With Mr. Peabody and Sherman

 

After wrapping myself securely in the new super invisibility cloak I’d won in an interstellar poker game (Jabba the Hut was a gracious loser), I snuck into the back seat of the Wayback Machine and waited until my unsuspecting tour guides got in front.

“Where are we going this time? Asked Sherman with a mix of nervousness and anticipation.

“We’ll be going forward to 2025,” Mr. Peabody said as he set the time control. “I want you to get an inkling as to how much things will have changed for teens sixty years from now.”

I sat as still as possible, sharing Sherman’s mixed emotion. While this would be my first venture into the future as I might experience it, (Space/time travel to other parts of the universe didn’t count as far as I was concerned). What would it be like? Were the Jetson’s episodes anywhere close to reality? Did future teens have Dick Tracy wrist radios? I held my breath as everything outside the car began to blur, turning into a swirling storm of time sparkles.

“How are we going to figure out all the differences?” Sherman was asking the same question running through my mind.

“It’s impossible to see and understand everything,” said Mr Peabody as he parked the Wayback vehicle on a side street. However, we’ll stop at the public library so you can absorb a goodly dose of current events and culture.”

“That car isn’t making any noise!” Sherman had to jump out of the way as something called a Tesla sped down the street. He continued muttering to himself while keeping a wary eye for more stealthy vehicle attacks.

The library was far bigger than the one back home, and when I looked for a card catalog, there wasn’t any. Mr. Peabody solved my dilemma by leading Sherman to what looked like a compressed television screen. It had a keyboard unlike any I’d ever seen and when he touched a key and the screen lit up, I came close to losing my cloak.

This isn’t going to go well unless I divest myself of it, I thought while looking for a spot to change. I found a bathroom on the second floor, but the sign confused me. What did gender neutral mean?

Two hours later, cloak tightly wrapped and in my pants pocket, I not only knew what the sign meant, but a heck of a lot more. Girls were no longer prohibited from wearing pants to school, being gay was widely accepted, at least by teens and younger adults, and they were very concerned by something called climate change. Immigrants were an inflammatory issue, and teens were no longer quietly, well-behaved nonentities. Jobs for teens were more difficult to get, unlike in my time when almost everyone had a part-time job, and summer employment.

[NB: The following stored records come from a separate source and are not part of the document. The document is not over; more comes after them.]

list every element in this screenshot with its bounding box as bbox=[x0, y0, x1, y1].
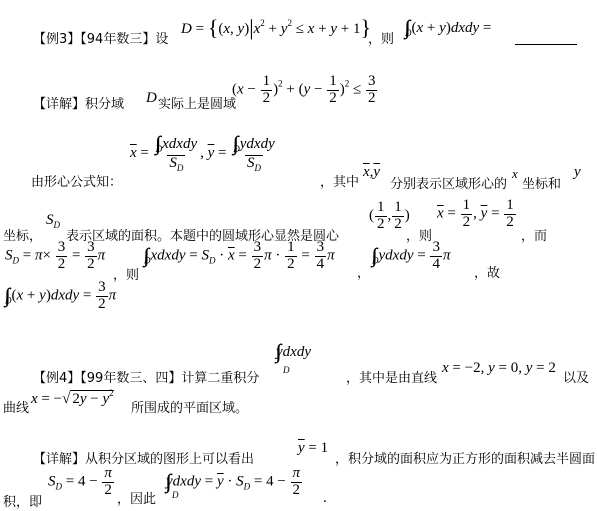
intro-text: 设 bbox=[155, 32, 168, 47]
source-tag: 【94年数三】 bbox=[80, 32, 155, 47]
example4-integral: ∫∫ydxdy bbox=[276, 341, 311, 364]
coord-and: 坐标和 bbox=[522, 173, 561, 192]
circle-inequality: (x − 12)2 + (y − 12)2 ≤ 32 bbox=[232, 74, 378, 107]
area-formula-2: SD = 4 − π2 bbox=[48, 466, 115, 499]
comma: ， bbox=[357, 262, 370, 281]
final-result: ∫∫D(x + y)dxdy = 32π bbox=[5, 280, 116, 313]
solution-tag: 【详解】 bbox=[33, 97, 85, 112]
x-symbol: x bbox=[512, 166, 518, 182]
centroid-meaning: 分别表示区域形心的 bbox=[390, 173, 507, 192]
where-lines: ，其中是由直线 bbox=[346, 367, 437, 386]
curve-label: 曲线 bbox=[3, 397, 29, 416]
circle-center: (12,12) bbox=[369, 200, 410, 233]
domain-subscript-2: D bbox=[172, 490, 179, 500]
area-formula: SD = π× 32 = 32π bbox=[5, 240, 105, 273]
period: . bbox=[323, 490, 327, 507]
xbar-ybar: x,y bbox=[363, 164, 380, 181]
then-text-3: ，则 bbox=[113, 264, 139, 283]
example-tag: 【例3】 bbox=[33, 32, 80, 47]
then-text: ，则 bbox=[368, 28, 394, 47]
therefore-text: ，故 bbox=[474, 262, 500, 281]
lines-equations: x = −2, y = 0, y = 2 bbox=[442, 360, 556, 377]
centroid-values: x = 12, y = 12 bbox=[437, 198, 517, 231]
source-tag: 【99年数三、四】 bbox=[80, 371, 181, 386]
example4-heading: 【例4】【99年数三、四】计算二重积分 bbox=[33, 367, 259, 386]
answer-blank bbox=[515, 30, 577, 49]
x-integral: ∫∫Dxdxdy = SD · x = 32π · 12 = 34π bbox=[144, 240, 335, 273]
area-explanation: ，积分域的面积应为正方形的面积减去半圆面 bbox=[335, 448, 595, 467]
ybar-value: y = 1 bbox=[298, 440, 328, 457]
curve-equation: x = −√2y − y2 bbox=[31, 388, 114, 408]
domain-subscript: D bbox=[283, 365, 290, 375]
and-text-2: 以及 bbox=[563, 367, 589, 386]
y-symbol: y bbox=[574, 164, 581, 181]
example-tag: 【例4】 bbox=[33, 371, 80, 386]
therefore-text-2: ，因此 bbox=[117, 488, 156, 507]
circle-domain-text: 实际上是圆域 bbox=[158, 93, 236, 112]
set-definition: D = {(x, y)|x2 + y2 ≤ x + y + 1} bbox=[181, 15, 371, 41]
final-result-2: ∫∫ydxdy = y · SD = 4 − π2 bbox=[166, 466, 303, 499]
domain-symbol: D bbox=[146, 90, 157, 107]
solution-tag: 【详解】 bbox=[33, 452, 85, 467]
question-integral: ∫∫D(x + y)dxdy = bbox=[405, 17, 491, 40]
solution3-line1: 【详解】积分域 bbox=[33, 93, 124, 112]
where-text: ，其中 bbox=[320, 171, 359, 190]
centroid-intro: 由形心公式知： bbox=[31, 171, 122, 190]
and-text: ，而 bbox=[521, 225, 547, 244]
area-label: 积，即 bbox=[3, 491, 42, 510]
area-symbol: SD bbox=[46, 212, 60, 230]
enclosed-text: 所围成的平面区域。 bbox=[131, 397, 248, 416]
y-integral: ∫∫Dydxdy = 34π bbox=[372, 240, 450, 273]
centroid-formula: x = ∫∫DxdxdySD, y = ∫∫DydxdySD bbox=[130, 134, 278, 173]
solution4-line1: 【详解】从积分区域的图形上可以看出 bbox=[33, 448, 254, 467]
example3-heading: 【例3】【94年数三】设 bbox=[33, 28, 168, 47]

If I thought kids in my time worried, I was very wrong. Sure, we worried about being popular, getting a prom date, or getting caught sneaking in after curfew, but those were all small potatoes compared to what I learned by reading, then watching snippets from this future. The whole concept of the thing known as social media was close to impossible for me to wrap my head around.

I remembered when my friend Dale moved from our town to Downeast Maine. He didn’t know his new address and never wrote, so nobody ever heard from him again. In this future, kids could not only call long distance without incurring big charges, they could talk and see each other in real time, not to mention share a thing called a meme.

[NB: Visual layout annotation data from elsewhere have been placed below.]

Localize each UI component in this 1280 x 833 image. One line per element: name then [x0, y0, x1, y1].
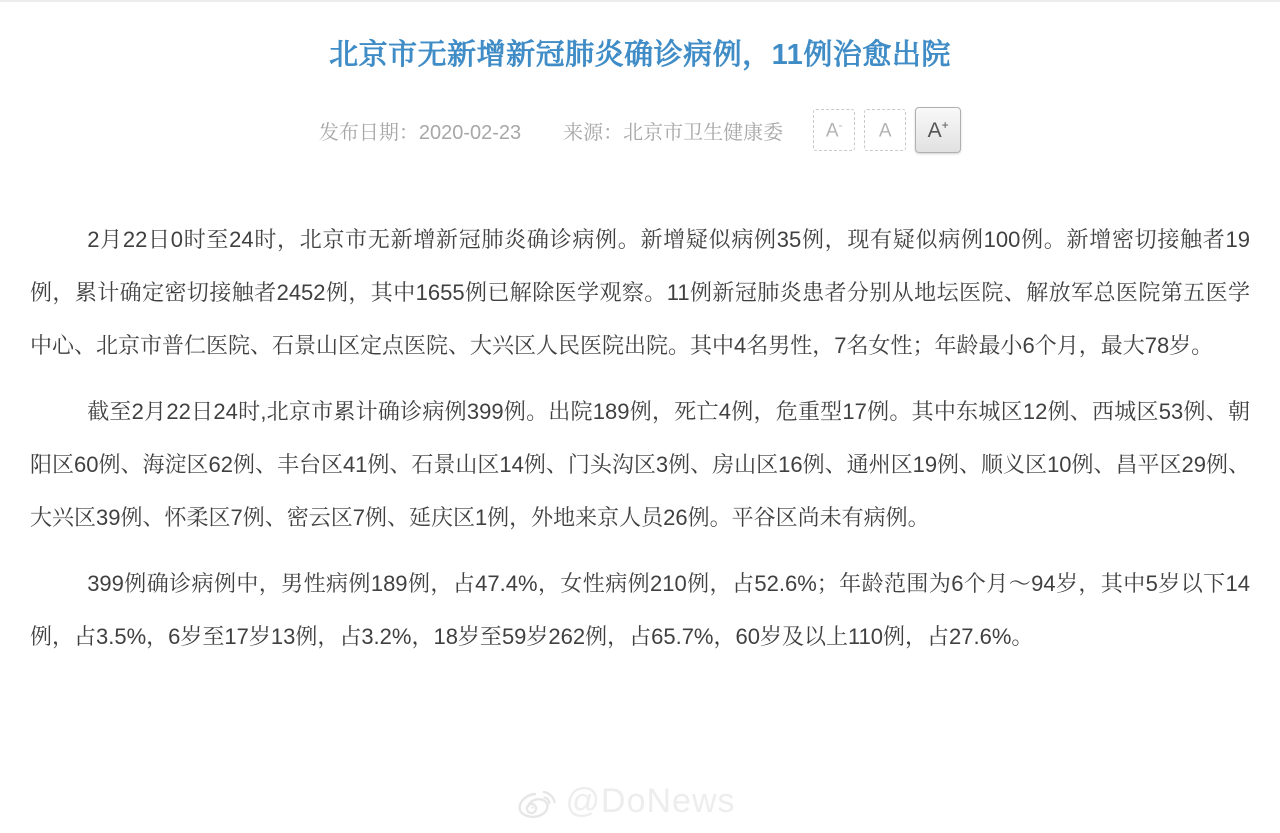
meta-row: 发布日期：2020-02-23 来源：北京市卫生健康委 A- A A+ [0, 107, 1280, 153]
font-decrease-letter: A [826, 121, 839, 142]
font-normal-letter: A [879, 121, 892, 142]
font-decrease-button[interactable]: A- [813, 109, 855, 151]
paragraph-3: 399例确诊病例中，男性病例189例，占47.4%，女性病例210例，占52.6… [30, 557, 1250, 663]
publish-date-label: 发布日期： [319, 122, 419, 144]
font-size-controls: A- A A+ [813, 107, 961, 153]
watermark-handle: @DoNews [566, 782, 736, 821]
publish-date-value: 2020-02-23 [419, 122, 521, 144]
plus-icon: + [942, 118, 949, 132]
publish-date: 发布日期：2020-02-23 [319, 116, 521, 145]
source: 来源：北京市卫生健康委 [563, 116, 783, 145]
font-normal-button[interactable]: A [864, 109, 906, 151]
source-label: 来源： [563, 122, 623, 144]
font-increase-button[interactable]: A+ [915, 107, 961, 153]
paragraph-1: 2月22日0时至24时，北京市无新增新冠肺炎确诊病例。新增疑似病例35例，现有疑… [30, 213, 1250, 372]
minus-icon: - [839, 118, 843, 132]
font-increase-letter: A [928, 119, 942, 142]
paragraph-2: 截至2月22日24时,北京市累计确诊病例399例。出院189例，死亡4例，危重型… [30, 385, 1250, 544]
weibo-icon [515, 783, 559, 821]
page-title: 北京市无新增新冠肺炎确诊病例，11例治愈出院 [40, 32, 1240, 73]
announcement-page: 北京市无新增新冠肺炎确诊病例，11例治愈出院 发布日期：2020-02-23 来… [0, 0, 1280, 833]
source-value: 北京市卫生健康委 [623, 122, 783, 144]
watermark: @DoNews [0, 782, 1250, 821]
article-body: 2月22日0时至24时，北京市无新增新冠肺炎确诊病例。新增疑似病例35例，现有疑… [0, 213, 1280, 663]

Their future was scarier in other ways, too. Where kids in my time often came to school with hunting rifles on racks in their pick-ups during deer season, these kids had to go to school knowing theirs might be the site of the next mass shooting, and that social media was also fertile ground for spewing lies, hatred, and for sick people to prey on teens who felt insecure, or unpopular.

What I learned wasn’t all bad. Teens were able to form independent opinions about things and events affecting them, and act. They organized protests, joined groups that supported causes they believed in, and campaigned for candidates who shared their values.

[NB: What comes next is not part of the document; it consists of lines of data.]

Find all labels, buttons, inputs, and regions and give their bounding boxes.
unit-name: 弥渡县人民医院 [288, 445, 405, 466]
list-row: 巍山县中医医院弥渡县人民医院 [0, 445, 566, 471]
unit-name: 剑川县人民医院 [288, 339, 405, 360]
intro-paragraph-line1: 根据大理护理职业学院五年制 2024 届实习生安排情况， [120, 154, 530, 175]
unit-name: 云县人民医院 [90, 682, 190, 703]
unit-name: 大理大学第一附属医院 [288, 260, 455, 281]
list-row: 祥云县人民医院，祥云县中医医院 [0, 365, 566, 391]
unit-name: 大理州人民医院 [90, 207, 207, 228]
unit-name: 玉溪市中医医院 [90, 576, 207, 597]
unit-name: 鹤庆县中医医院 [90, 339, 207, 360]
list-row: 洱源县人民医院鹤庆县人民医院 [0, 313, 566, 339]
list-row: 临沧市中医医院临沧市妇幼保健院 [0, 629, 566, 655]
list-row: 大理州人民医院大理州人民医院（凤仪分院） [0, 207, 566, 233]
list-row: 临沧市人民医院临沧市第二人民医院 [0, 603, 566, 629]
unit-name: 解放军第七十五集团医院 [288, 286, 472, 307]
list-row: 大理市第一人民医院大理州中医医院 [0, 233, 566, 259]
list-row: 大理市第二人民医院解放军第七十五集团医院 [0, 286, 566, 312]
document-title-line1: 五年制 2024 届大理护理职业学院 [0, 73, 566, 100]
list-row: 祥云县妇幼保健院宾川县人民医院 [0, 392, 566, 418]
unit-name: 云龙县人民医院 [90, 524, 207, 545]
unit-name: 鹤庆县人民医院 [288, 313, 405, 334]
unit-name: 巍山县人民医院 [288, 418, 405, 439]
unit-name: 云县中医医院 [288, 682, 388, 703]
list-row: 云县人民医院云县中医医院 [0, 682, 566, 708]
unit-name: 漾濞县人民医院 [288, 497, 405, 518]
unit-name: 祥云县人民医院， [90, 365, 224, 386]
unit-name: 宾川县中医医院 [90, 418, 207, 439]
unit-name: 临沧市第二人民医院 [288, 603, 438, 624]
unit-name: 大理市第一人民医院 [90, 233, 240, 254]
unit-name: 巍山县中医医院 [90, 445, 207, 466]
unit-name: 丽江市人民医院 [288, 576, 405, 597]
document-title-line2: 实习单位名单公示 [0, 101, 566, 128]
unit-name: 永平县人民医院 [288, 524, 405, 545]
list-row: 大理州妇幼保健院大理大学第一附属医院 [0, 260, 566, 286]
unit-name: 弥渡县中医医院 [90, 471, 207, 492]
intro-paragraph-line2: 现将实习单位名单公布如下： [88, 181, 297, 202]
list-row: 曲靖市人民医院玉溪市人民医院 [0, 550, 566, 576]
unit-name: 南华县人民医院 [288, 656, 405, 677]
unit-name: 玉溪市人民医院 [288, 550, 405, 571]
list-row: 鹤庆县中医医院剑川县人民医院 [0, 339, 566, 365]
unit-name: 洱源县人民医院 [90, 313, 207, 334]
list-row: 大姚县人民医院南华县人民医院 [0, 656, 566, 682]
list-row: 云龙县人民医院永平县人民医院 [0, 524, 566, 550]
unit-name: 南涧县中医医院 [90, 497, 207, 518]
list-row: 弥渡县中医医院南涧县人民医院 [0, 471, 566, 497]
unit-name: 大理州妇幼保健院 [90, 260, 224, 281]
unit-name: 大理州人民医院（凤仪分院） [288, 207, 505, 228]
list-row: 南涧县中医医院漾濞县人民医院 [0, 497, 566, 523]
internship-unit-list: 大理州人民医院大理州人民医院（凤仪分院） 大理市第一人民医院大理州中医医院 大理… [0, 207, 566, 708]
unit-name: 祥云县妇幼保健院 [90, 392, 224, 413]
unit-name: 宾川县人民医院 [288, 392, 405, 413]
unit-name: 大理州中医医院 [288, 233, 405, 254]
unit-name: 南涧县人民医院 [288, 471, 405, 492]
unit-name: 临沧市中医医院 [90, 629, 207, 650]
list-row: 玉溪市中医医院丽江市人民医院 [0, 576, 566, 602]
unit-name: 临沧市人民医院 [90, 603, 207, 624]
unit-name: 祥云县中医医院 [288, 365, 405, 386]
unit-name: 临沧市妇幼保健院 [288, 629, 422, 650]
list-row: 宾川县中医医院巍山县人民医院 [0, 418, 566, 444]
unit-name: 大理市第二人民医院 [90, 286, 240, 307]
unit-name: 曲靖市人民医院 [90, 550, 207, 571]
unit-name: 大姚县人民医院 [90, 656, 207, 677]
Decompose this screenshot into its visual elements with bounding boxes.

Some kids were homeless, something rarely seen in my time, and drugs, many of them ones I didn’t recognize, were prevalent. It seemed that a lot of teens died as a result. The path teens took in my era—graduating, getting a job, joining the service, going to college, or getting married, were still there, but in markedly different forms, partly a result of a pessimistic future, partly the result of economics, or personal choice.

I was so wrapped up in what I was experiencing that I nearly got stuck, but when I saw a reluctant Sherman being escorted toward the entrance by Mr. Peabody, I snuck into the stacks, wrapped myself in my cloak, and hustled to get into the Wayback Machine before they did.

That was a week ago, and my head is still spinning as I try to comprehend what still seems like an unimaginable future.

Time traveler with siblings, circa 1968.